ウマさ特盛り!まぜまぜごはん~おいしい日本 食紀行~

ライター&編集者&散歩の案内人・上村一真(カミムラカズマ)がいざなう、食をテーマに旅をする「食紀行」を綴るブログです。

二度目の小笠原

2011年02月25日 | てくてくさんぽ・取材紀行

   ほぼべた凪の中、25時間半の安定した航海を経て、おがさわら丸はほぼ定刻通りの11時半すぎに、父島の二見港へと入港した。タラップから上陸すると、日差しはもう春の暖かさ。この日は父島でも数日来の好天らしく、春というよりは初夏の眩しく強い日差しが、目にも肌にも痛いほどである。

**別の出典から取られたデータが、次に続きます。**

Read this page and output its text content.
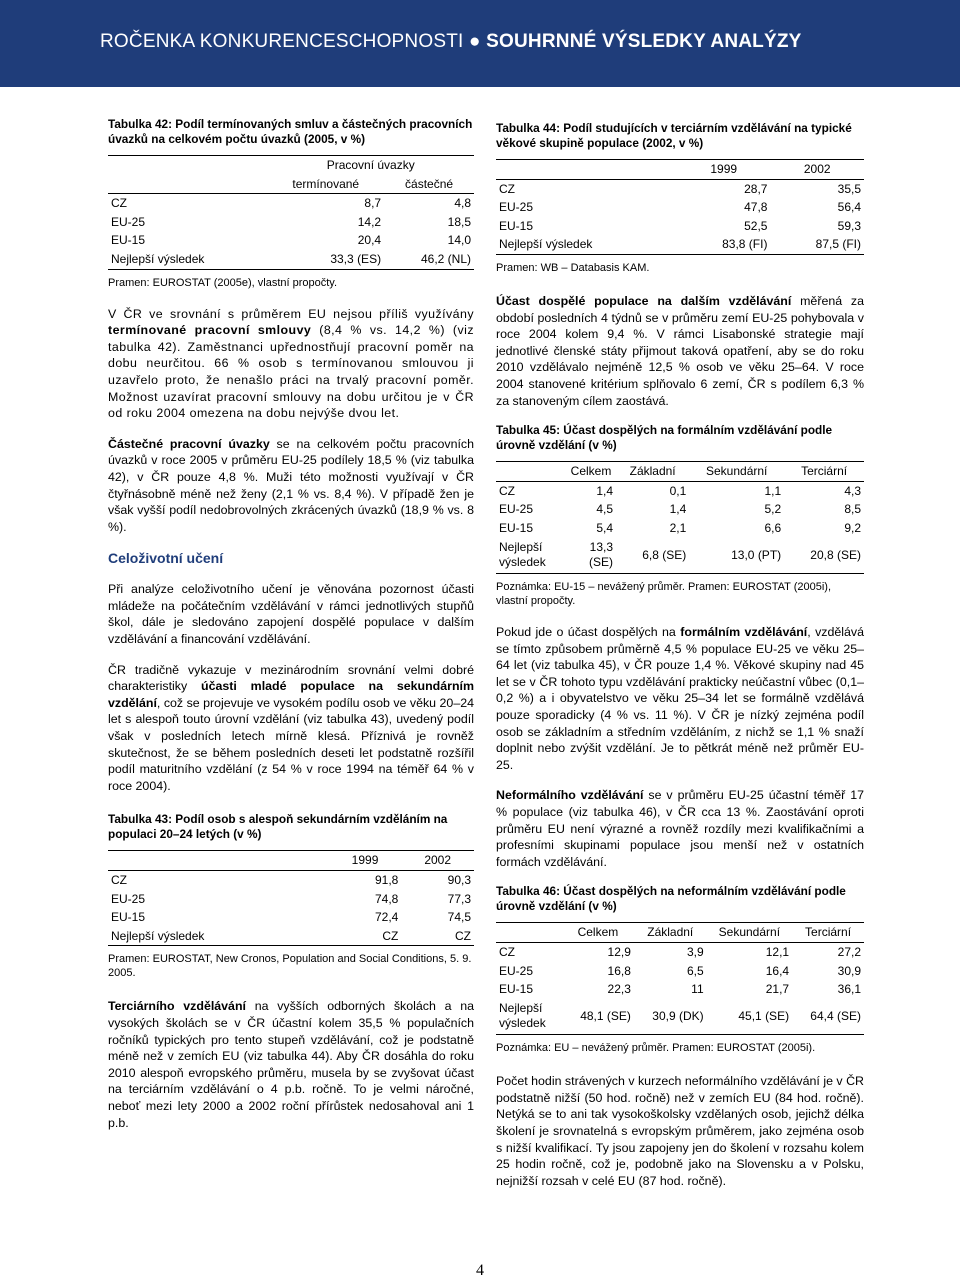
ROČENKA KONKURENCESCHOPNOSTI ● SOUHRNNÉ VÝSLEDKY ANALÝZY
Tabulka 42: Podíl termínovaných smluv a částečných pracovních úvazků na celkovém počtu úvazků (2005, v %)
	Pracovní úvazky	
	termínované	částečné
CZ	8,7	4,8
EU-25	14,2	18,5
EU-15	20,4	14,0
Nejlepší výsledek	33,3 (ES)	46,2 (NL)
Pramen: EUROSTAT (2005e), vlastní propočty.

V ČR ve srovnání s průměrem EU nejsou příliš využívány termínované pracovní smlouvy (8,4 % vs. 14,2 %) (viz tabulka 42). Zaměstnanci upřednostňují pracovní poměr na dobu neurčitou. 66 % osob s termínovanou smlouvou ji uzavřelo proto, že nenašlo práci na trvalý pracovní poměr. Možnost uzavírat pracovní smlouvy na dobu určitou je v ČR od roku 2004 omezena na dobu nejvýše dvou let.

Částečné pracovní úvazky se na celkovém počtu pracovních úvazků v roce 2005 v průměru EU-25 podílely 18,5 % (viz tabulka 42), v ČR pouze 4,8 %. Muži této možnosti využívají v ČR čtyřnásobně méně než ženy (2,1 % vs. 8,4 %). V případě žen je však vyšší podíl nedobrovolných zkrácených úvazků (18,9 % vs. 8 %).

Celoživotní učení

Při analýze celoživotního učení je věnována pozornost účasti mládeže na počátečním vzdělávání v rámci jednotlivých stupňů škol, dále je sledováno zapojení dospělé populace v dalším vzdělávání a financování vzdělávání.

ČR tradičně vykazuje v mezinárodním srovnání velmi dobré charakteristiky účasti mladé populace na sekundárním vzdělání, což se projevuje ve vysokém podílu osob ve věku 20–24 let s alespoň touto úrovní vzdělání (viz tabulka 43), uvedený podíl však v posledních letech mírně klesá. Příznivá je rovněž skutečnost, že se během posledních deseti let podstatně rozšířil podíl maturitního vzdělání (z 54 % v roce 1994 na téměř 64 % v roce 2004).

Tabulka 43: Podíl osob s alespoň sekundárním vzděláním na populaci 20–24 letých (v %)
	1999	2002
CZ	91,8	90,3
EU-25	74,8	77,3
EU-15	72,4	74,5
Nejlepší výsledek	CZ	CZ
Pramen: EUROSTAT, New Cronos, Population and Social Conditions, 5. 9. 2005.

Terciárního vzdělávání na vyšších odborných školách a na vysokých školách se v ČR účastní kolem 35,5 % populačních ročníků typických pro tento stupeň vzdělávání, což je podstatně méně než v zemích EU (viz tabulka 44). Aby ČR dosáhla do roku 2010 alespoň evropského průměru, musela by se zvyšovat účast na terciárním vzdělávání o 4 p.b. ročně. To je velmi náročné, neboť mezi lety 2000 a 2002 roční přírůstek nedosahoval ani 1 p.b.

Tabulka 44: Podíl studujících v terciárním vzdělávání na typické věkové skupině populace (2002, v %)
	1999	2002
CZ	28,7	35,5
EU-25	47,8	56,4
EU-15	52,5	59,3
Nejlepší výsledek	83,8 (FI)	87,5 (FI)
Pramen: WB – Databasis KAM.

Účast dospělé populace na dalším vzdělávání měřená za období posledních 4 týdnů se v průměru zemí EU-25 pohybovala v roce 2004 kolem 9,4 %. V rámci Lisabonské strategie mají jednotlivé členské státy přijmout taková opatření, aby se do roku 2010 vzdělávalo nejméně 12,5 % osob ve věku 25–64. V roce 2004 stanovené kritérium splňovalo 6 zemí, ČR s podílem 6,3 % za stanoveným cílem zaostává.

Tabulka 45: Účast dospělých na formálním vzdělávání podle úrovně vzdělání (v %)
	Celkem	Základní	Sekundární	Terciární
CZ	1,4	0,1	1,1	4,3
EU-25	4,5	1,4	5,2	8,5
EU-15	5,4	2,1	6,6	9,2
Nejlepší výsledek	13,3 (SE)	6,8 (SE)	13,0 (PT)	20,8 (SE)
Poznámka: EU-15 – nevážený průměr. Pramen: EUROSTAT (2005i), vlastní propočty.

Pokud jde o účast dospělých na formálním vzdělávání, vzdělává se tímto způsobem průměrně 4,5 % populace EU-25 ve věku 25–64 let (viz tabulka 45), v ČR pouze 1,4 %. Věkové skupiny nad 45 let se v ČR tohoto typu vzdělávání prakticky neúčastní vůbec (0,1–0,2 %) a i obyvatelstvo ve věku 25–34 let se formálně vzdělává pouze sporadicky (4 % vs. 11 %). V ČR je nízký zejména podíl osob se základním a středním vzděláním, z nichž se 1,1 % snaží doplnit nebo zvýšit vzdělání. Je to pětkrát méně než průměr EU-25.

Neformálního vzdělávání se v průměru EU-25 účastní téměř 17 % populace (viz tabulka 46), v ČR cca 13 %. Zaostávání oproti průměru EU není výrazné a rovněž rozdíly mezi kvalifikačními a profesními skupinami populace jsou menší než v ostatních formách vzdělávání.

Tabulka 46: Účast dospělých na neformálním vzdělávání podle úrovně vzdělání (v %)
	Celkem	Základní	Sekundární	Terciární
CZ	12,9	3,9	12,1	27,2
EU-25	16,8	6,5	16,4	30,9
EU-15	22,3	11	21,7	36,1
Nejlepší výsledek	48,1 (SE)	30,9 (DK)	45,1 (SE)	64,4 (SE)
Poznámka: EU – nevážený průměr. Pramen: EUROSTAT (2005i).

Počet hodin strávených v kurzech neformálního vzdělávání je v ČR podstatně nižší (50 hod. ročně) než v zemích EU (84 hod. ročně). Netýká se to ani tak vysokoškolsky vzdělaných osob, jejichž délka školení je srovnatelná s evropským průměrem, jako zejména osob s nižší kvalifikací. Ty jsou zapojeny jen do školení v rozsahu kolem 25 hodin ročně, což je, podobně jako na Slovensku a v Polsku, nejnižší rozsah v celé EU (87 hod. ročně).

4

 迎えに来ていただいた宿の方のクルマに乗り、チェックインを済ませたらこちらも初夏の服装にさっそくチェンジ。初日の半日は、まずはクルマを借りて島内観光に出かけることに。島を時計回りにぐるりと回ることにして、まずはちょうど北端の長崎展望台へと向かった。兄島瀬戸をはさんで向かいに兄島を望む高台で、右方向に延びる長崎の岬に面した湾の海の色が、内地のそれとは異なるエメラルドブルーなのは感動ものだ。前回訪れた時は夕方だったので、兄島の断崖が燃えるように赤かったけれど、この日は海と空の青、森の緑も数種類の組み合わせが鮮やかである。

    そのやや先の旭台展望台は、長崎をちょうど反対から眺める形になり、左にはさっきと逆側に延びる岬、右にはぽっかりと沖に浮かぶ東島がのどかな雰囲気を醸し出す。さらに行ったところの初寝浦展望台は、道路から遊歩道を3分ほど行ったところの展望台から、右下にコンパクトな入り江の初寝浦を見下ろせる。ウグイス砂と呼ばれる緑の砂が混じっているらしいが、ここから眺める分には見事な白砂の浜に見える。

 海を眺める展望台に続き、今度は父島最高峰の中央山へと登ってみる。といっても道路から10分ちょっと、遊歩道を登る程度なので、山登りというとオーバーかも。タコノキやマルハチといった、木生シダ類のうっそうとした樹林の中を行き、時折見られる傘のように巨大なヘゴはまさに、ジュラシックパークの世界。

 階段を上ると唐突に周囲が360度開け、山頂らしい開けた風景の中へと出た。東は宙に浮くように東島がポツンと見られ、北は傘山方面の樹林とその向こうに二見港方面の海が見通せる。園地のさらに先に、階段で登る展望台があり、中央にある円形の風景案内板によると、南は吹割山を右に二つの頂が並び、北西には二見港を右方に遠望。東は農業センター方向の深い森が連なり、振り返り東側は先ほどの園地の上に水平線がくっきりと描かれる。孤島の先端なのを実感する眺めで、数種の緑、青のみが連なる原自然の風景である。

 ところで、小笠原は太平洋戦争の際に、敵の上陸や空襲を想定して防衛のために様々な施設が設置された。砲台や発電所、トーチカなどで、今も島の各所にその遺構が残されている。この日回った中でも、長崎展望台のそばには直径150センチの探照塔を設置した台座が残り、初寝浦展望台までの歩道の沿道には体育館のような大きさの海軍の送信所の遺構が現存。展望台周辺にも監視壕や発電所跡の小屋が見られた。

 中央山の山頂園地にも、直径1メートル弱の鉄錆だらけの円盤のような台座が残っている。これは海軍が設置した電波探信儀の台座で、島で屈指の見晴らしだけに通信や監視の拠点だったのだろう。風光明美な中でいずれも朽ち果てようとしているけれど、太平洋戦争を語る重要な「証人」。絶景を堪能したり、マリンレジャーに嬌声をあげるだけでなく、せっかく来島したのだからこうしたものにもちゃんと目を向けていかないと。

 島の南端にある幅広の白砂の浜、小港海岸に着く頃には、昼食抜きでの観光がさすがにしんどくなってきた。日が暮れるまでに島を一周したかったので、時間がもったいないと空腹を抱えたままで飛び出したのだが、そろそろ限界の様子。やや日も傾きかけたこともあり、二見集落へと戻ったら今宵は小笠原のローカルごはんに舌鼓、といきたい。前夜がおがさわら丸で、居酒屋メニューの早じまい酒宴だっただけに

    集落裏手の三日月山にある、ホエールウォッチングの展望台「ウェザーステーション」で夕陽を眺め、ついでにザトウクジラのブローも2、3眺めて山を降りると、集落随一の繁華街(といっても7~8軒程度飲食店が集まる程度だが)はすでに明りが灯っている。この島ではクジラは食べるものではなく見るもので、味わうべくは「ローカル魚」である島魚料理と、小笠原を代表する郷土食・カメ料理だ。